3. Do back exercises - Doing exercises that target the back is a good thing, too. Strengthening the back muscles will not only make you look and feel good, but it will also make it less prone to problems. Exercises like planking, supermans, and sun salutations only need bodyweight so you don't have to worry about added equipment.
4. Stay active - Moving more is important to avoid a sedentary lifestyle. But alternating between sitting and standing will also alleviate the pressure on the back. Try to walk around or do yoga stretches. Reuters notes that regularly engaging in physical activities may reduce the risk of chronic low back pain.

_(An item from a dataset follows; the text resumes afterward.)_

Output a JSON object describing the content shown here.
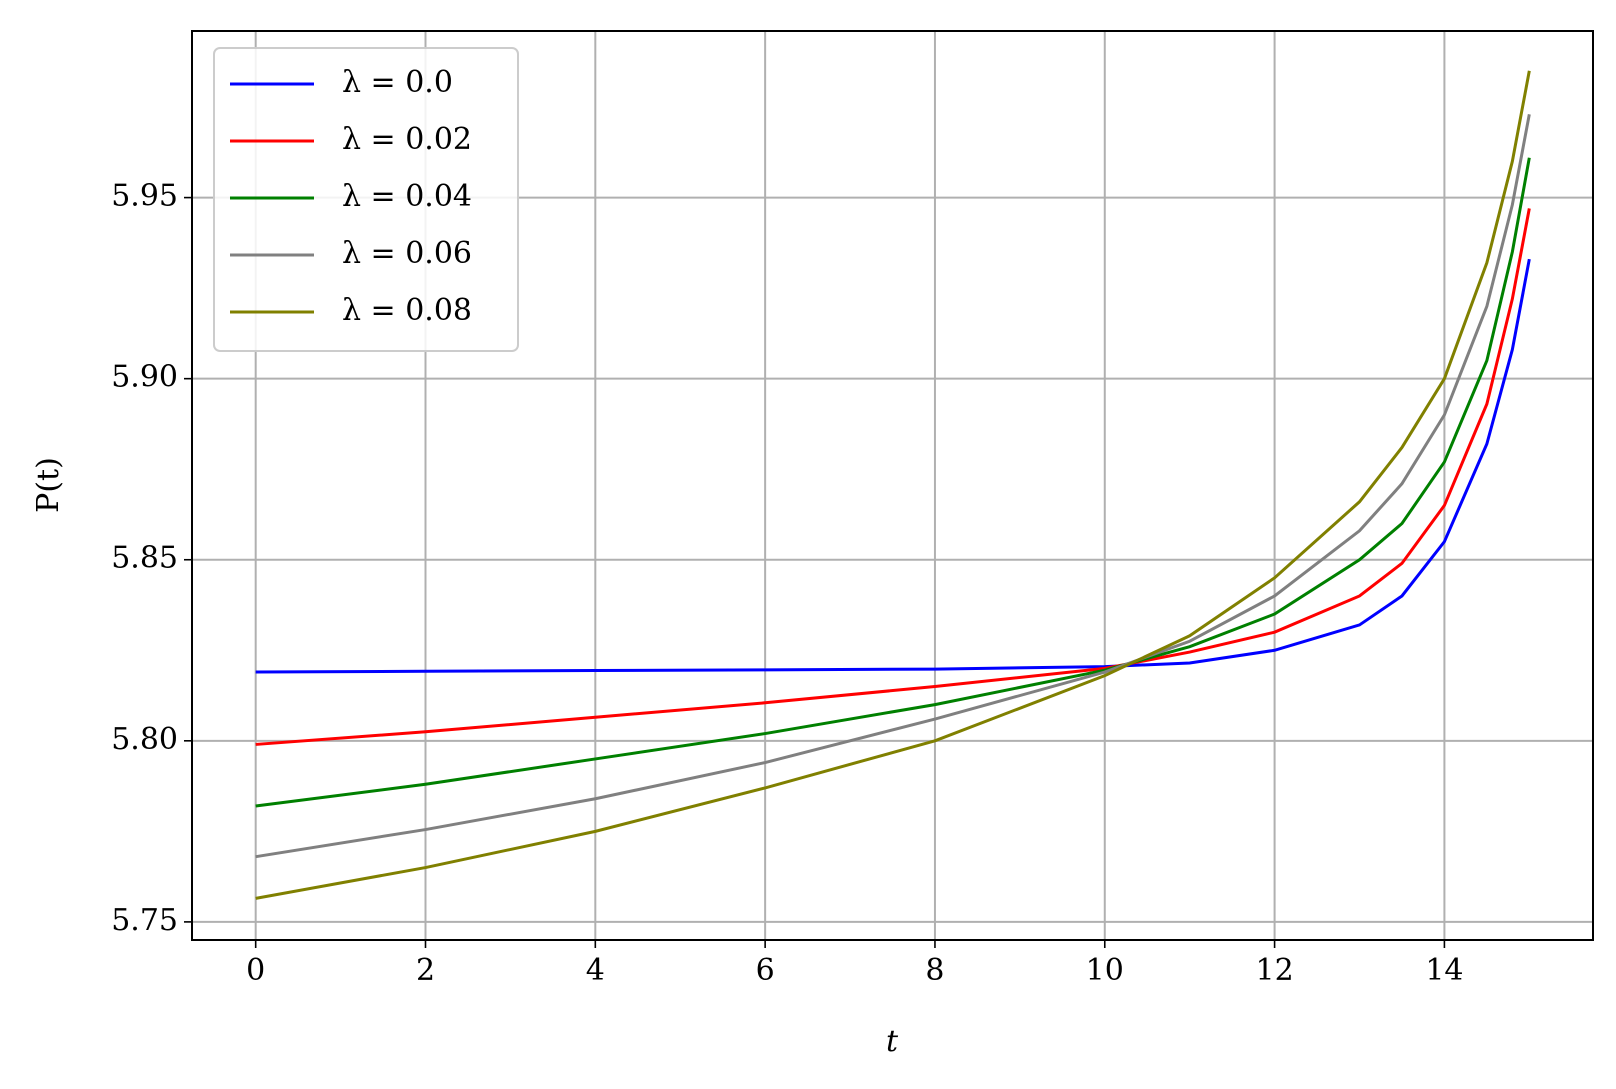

5. Buy ergonomic furniture - Good ergonomics is essential for any workstation. If you want to lessen your back pain, you need to find ergonomic furniture that will support your body's natural alignment. Buying an ergonomic chair can be your initial step if you are budget-strapped. But if you want to add more without breaking the bank, a low-cost option would be to buy a desk converter like this. That is a smart move if you don't want to replace your current desk but want an equipment that will help you stand or sit throughout the day.
Turn your back on old working ways
Trying out the above-mentioned tips will help you to have a healthier and stronger back. Just be consistent with your back care routine and you will soon enjoy a healthier body sans any pain.